The Kid Stays in the Picture doesn't even pretend to tell any side of Robert Evans' story besides Robert Evans'.  In fact, Evans narrates the entire movie -- no other voice is heard throughout the entire movie, except for a few film clips.  The whole documentary is made up of still photos that move and movie clips (you get the sense that Evans kept the results of every time he was ever in front of a camera).

[Robert Evans, if you're not a movie buff, is the (self-proclaimed) legendary producer who brought to the screen movies like Chinatown, Marathon Man, The Godfather, Rosemary's Baby, and Love Story.  (The title of the film and Evans' autobiography comes from his probably apocryphal story about one of his first acting jobs, a matador in The Sun Also Rises -- the other actors and the director hated him and demanded that he be fired, so he practiced his bullfighting and demonstrated it in front of the cast and crew, and producer Darryl Zanuck roared, "The kid stays in the picture!")  He was famous for his overweening ego, carousing, drug use, and the "Cotton Club scandal," where a drug dealer who had invested in the film was found dead, and although Evans was never a suspect, he found himself inextricably drawn into the case for his glancing association with the deceased, ruining his reputation and making him persona non grata in Hollywood for at least a decade.]

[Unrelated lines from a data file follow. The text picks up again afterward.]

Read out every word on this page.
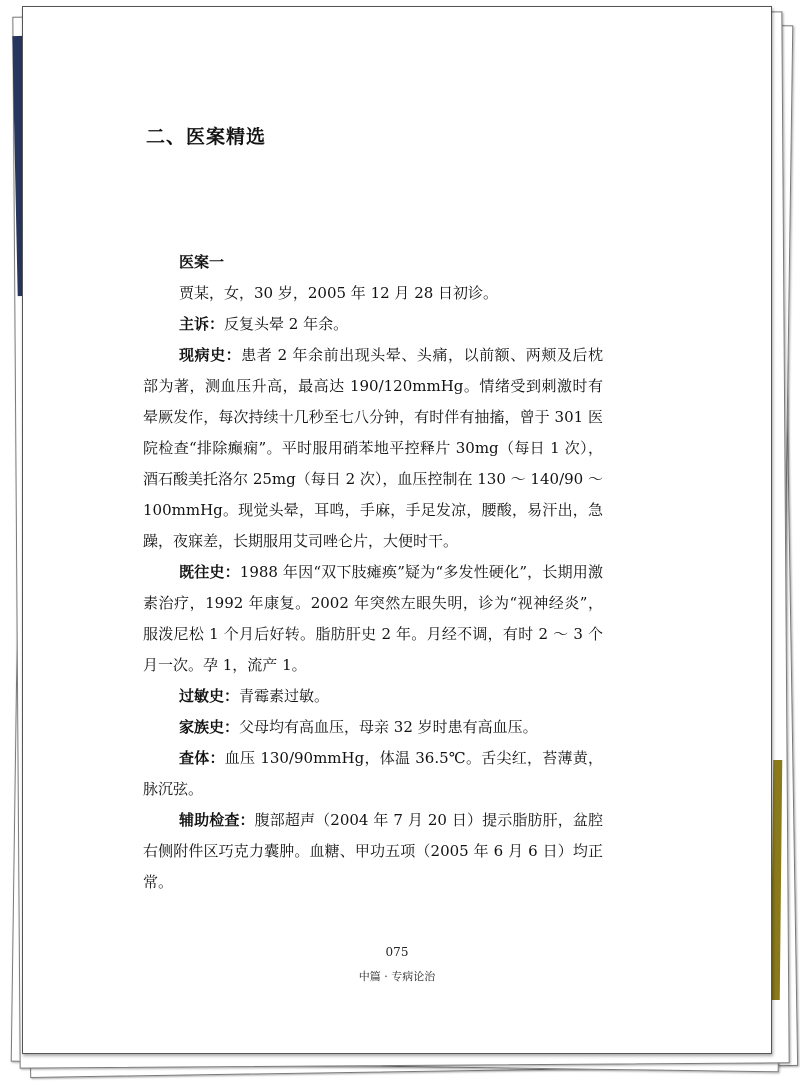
二、医案精选

医案一

贾某，女，30 岁，2005 年 12 月 28 日初诊。

主诉：反复头晕 2 年余。

现病史：患者 2 年余前出现头晕、头痛，以前额、两颊及后枕部为著，测血压升高，最高达 190/120mmHg。情绪受到刺激时有晕厥发作，每次持续十几秒至七八分钟，有时伴有抽搐，曾于 301 医院检查“排除癫痫”。平时服用硝苯地平控释片 30mg（每日 1 次），酒石酸美托洛尔 25mg（每日 2 次），血压控制在 130 ～ 140/90 ～ 100mmHg。现觉头晕，耳鸣，手麻，手足发凉，腰酸，易汗出，急躁，夜寐差，长期服用艾司唑仑片，大便时干。

既往史：1988 年因“双下肢瘫痪”疑为“多发性硬化”，长期用激素治疗，1992 年康复。2002 年突然左眼失明，诊为“视神经炎”，服泼尼松 1 个月后好转。脂肪肝史 2 年。月经不调，有时 2 ～ 3 个月一次。孕 1，流产 1。

过敏史：青霉素过敏。

家族史：父母均有高血压，母亲 32 岁时患有高血压。

查体：血压 130/90mmHg，体温 36.5℃。舌尖红，苔薄黄，脉沉弦。

辅助检查：腹部超声（2004 年 7 月 20 日）提示脂肪肝，盆腔右侧附件区巧克力囊肿。血糖、甲功五项（2005 年 6 月 6 日）均正常。

075
中篇 · 专病论治
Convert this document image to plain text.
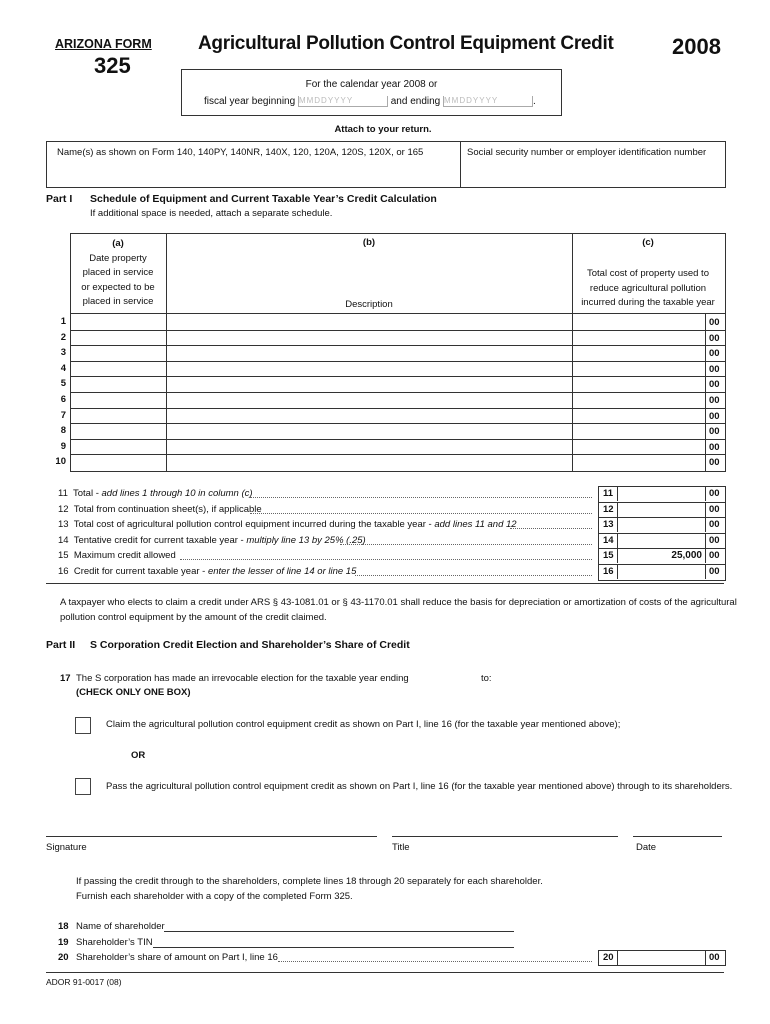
ARIZONA FORM
325
Agricultural Pollution Control Equipment Credit	2008
For the calendar year 2008 or
fiscal year beginning MMDDYYYY	and ending MMDDYYYY	.
Attach to your return.
Name(s) as shown on Form 140, 140PY, 140NR, 140X, 120, 120A, 120S, 120X, or 165	Social security number or employer identification number
Part I Schedule of Equipment and Current Taxable Year’s Credit Calculation
If additional space is needed, attach a separate schedule.
(a)
Date property
placed in service
or expected to be
placed in service
(b)
Description
(c)
Total cost of property used to
reduce agricultural pollution
incurred during the taxable year
1	00
2	00
3	00
4	00
5	00
6	00
7	00
8	00
9	00
10	00
11 Total - add lines 1 through 10 in column (c)	11	00
12 Total from continuation sheet(s), if applicable	12	00
13 Total cost of agricultural pollution control equipment incurred during the taxable year - add lines 11 and 12	13	00
14 Tentative credit for current taxable year - multiply line 13 by 25% (.25)	14	00
15 Maximum credit allowed	15	25,000 00
16 Credit for current taxable year - enter the lesser of line 14 or line 15	16	00
A taxpayer who elects to claim a credit under ARS § 43-1081.01 or § 43-1170.01 shall reduce the basis for depreciation or amortization of costs of the agricultural
pollution control equipment by the amount of the credit claimed.
Part II S Corporation Credit Election and Shareholder’s Share of Credit
17 The S corporation has made an irrevocable election for the taxable year ending	to:
(CHECK ONLY ONE BOX)
Claim the agricultural pollution control equipment credit as shown on Part I, line 16 (for the taxable year mentioned above);
OR
Pass the agricultural pollution control equipment credit as shown on Part I, line 16 (for the taxable year mentioned above) through to its shareholders.
Signature	Title	Date
If passing the credit through to the shareholders, complete lines 18 through 20 separately for each shareholder.
Furnish each shareholder with a copy of the completed Form 325.
18 Name of shareholder
19 Shareholder’s TIN
20 Shareholder’s share of amount on Part I, line 16	20	00
ADOR 91-0017 (08)
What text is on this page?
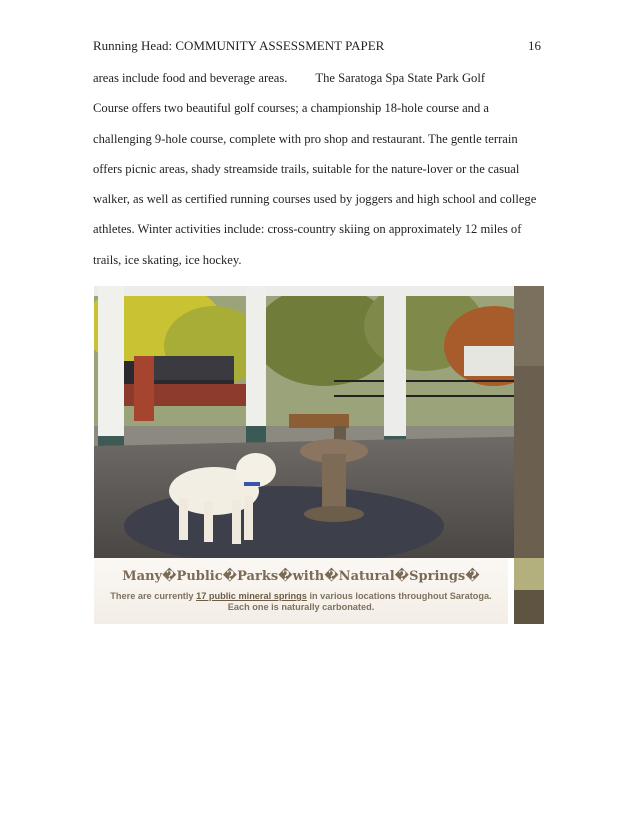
Running Head: COMMUNITY ASSESSMENT PAPER	16
areas include food and beverage areas. The Saratoga Spa State Park Golf
Course offers two beautiful golf courses; a championship 18-hole course and a
challenging 9-hole course, complete with pro shop and restaurant. The gentle terrain
offers picnic areas, shady streamside trails, suitable for the nature-lover or the casual
walker, as well as certified running courses used by joggers and high school and college
athletes. Winter activities include: cross-country skiing on approximately 12 miles of
trails, ice skating, ice hockey.
Many�Public�Parks�with�Natural�Springs�
There are currently 17 public mineral springs in various locations throughout Saratoga. Each one is naturally carbonated.
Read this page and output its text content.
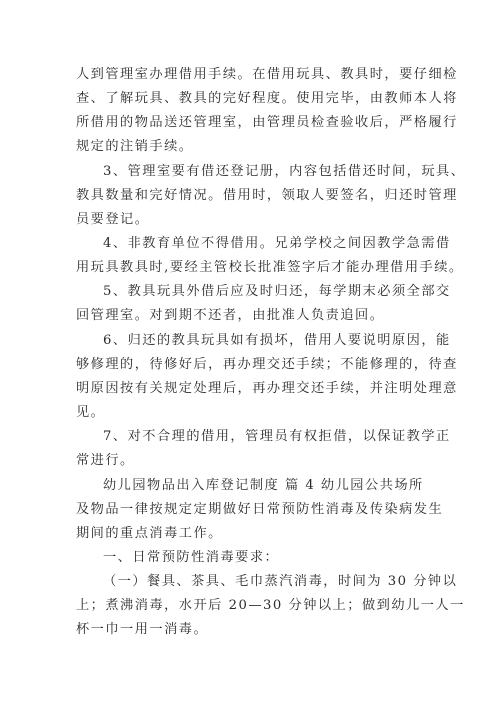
人到管理室办理借用手续。在借用玩具、教具时，要仔细检
查、了解玩具、教具的完好程度。使用完毕，由教师本人将
所借用的物品送还管理室，由管理员检查验收后，严格履行
规定的注销手续。
3、管理室要有借还登记册，内容包括借还时间，玩具、
教具数量和完好情况。借用时，领取人要签名，归还时管理
员要登记。
4、非教育单位不得借用。兄弟学校之间因教学急需借
用玩具教具时,要经主管校长批准签字后才能办理借用手续。
5、教具玩具外借后应及时归还，每学期末必须全部交
回管理室。对到期不还者，由批准人负责追回。
6、归还的教具玩具如有损坏，借用人要说明原因，能
够修理的，待修好后，再办理交还手续；不能修理的，待查
明原因按有关规定处理后，再办理交还手续，并注明处理意
见。
7、对不合理的借用，管理员有权拒借，以保证教学正
常进行。
幼儿园物品出入库登记制度 篇 4 幼儿园公共场所
及物品一律按规定定期做好日常预防性消毒及传染病发生
期间的重点消毒工作。
一、日常预防性消毒要求：
（一）餐具、茶具、毛巾蒸汽消毒，时间为 30 分钟以
上；煮沸消毒，水开后 20—30 分钟以上；做到幼儿一人一
杯一巾一用一消毒。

Evans certainly has a distinctive voice, and sometimes his peculiar mannerisms are funny and sometimes they're just irritating.  Does he ask a lot of questions and answer them himself?  You bet your ass he does.  He tosses off aphorisms left and right (though someone really should tell him "euphemism" isn't a synonym for "aphorism").  He spouts blustering B-movie dialogue as if he thinks it makes him sound tough -- "I'm just seven digits away, baby" -- women are "dames," and you bet your ass he knows how to deal with them.  And he's not what you would call politically correct -- in fact, the way he flaunts his anachronistic chauvinism, you come to suspect he does it at least partly for shock value -- there are the "Jews who control Hollywood"; he barks at Francis Ford Coppola, who he claims to have hired for The Godfather only because he was one of the few Italian directors around, "Where'd you leave the emotion of the film, back in the kitchen with your spaghetti?"  Roman Polanski is "the Polack."  And then there's the whole "dame" thing.

Evans has the promotion skills of a carny barker, and what's he's promoting is Robert Evans.  He's canny; he slips a well-timed self-disparaging remark even now and then, right about when you're starting to think, "Yeah, right."  But I found myself questioning most of his assertions, like that without him, not only wouldn't The Godfather and Love Story have been made, but the books they were based on wouldn't have been best-sellers without his guidance.  His claims about his input into The Godfather have been disputed by Coppola; indeed, hearing his insensitive braggadocio, one has trouble believing he ordered Coppola to put more emotion and heart into the movie.

A lot of the movie is funny, probably unintentionally so, like when Evans says in reference to the Cotton Club scandal that earlier in the decade, he had brought the studio Urban Cowboy and Popeye, and now all he brought to them was embarrassment.  I thought, Popeye isn't an embarrassment?

I doubt anyone who's not a movie buff will be able to sit through this movie, but if you are interested in film, The Kid Stays in the Picture is a fascinating (if sometimes grating) account of a seminal personality in American cinema.  Even I found it overstaying its welcome after a while; his arrogance and self-absorption get old.  The natural comparison is to The Eyes of Tammy Faye, also a flattering portrait told from the viewpoint of its subject, but I enjoyed Tammy Faye a lot more (it had sock puppets!).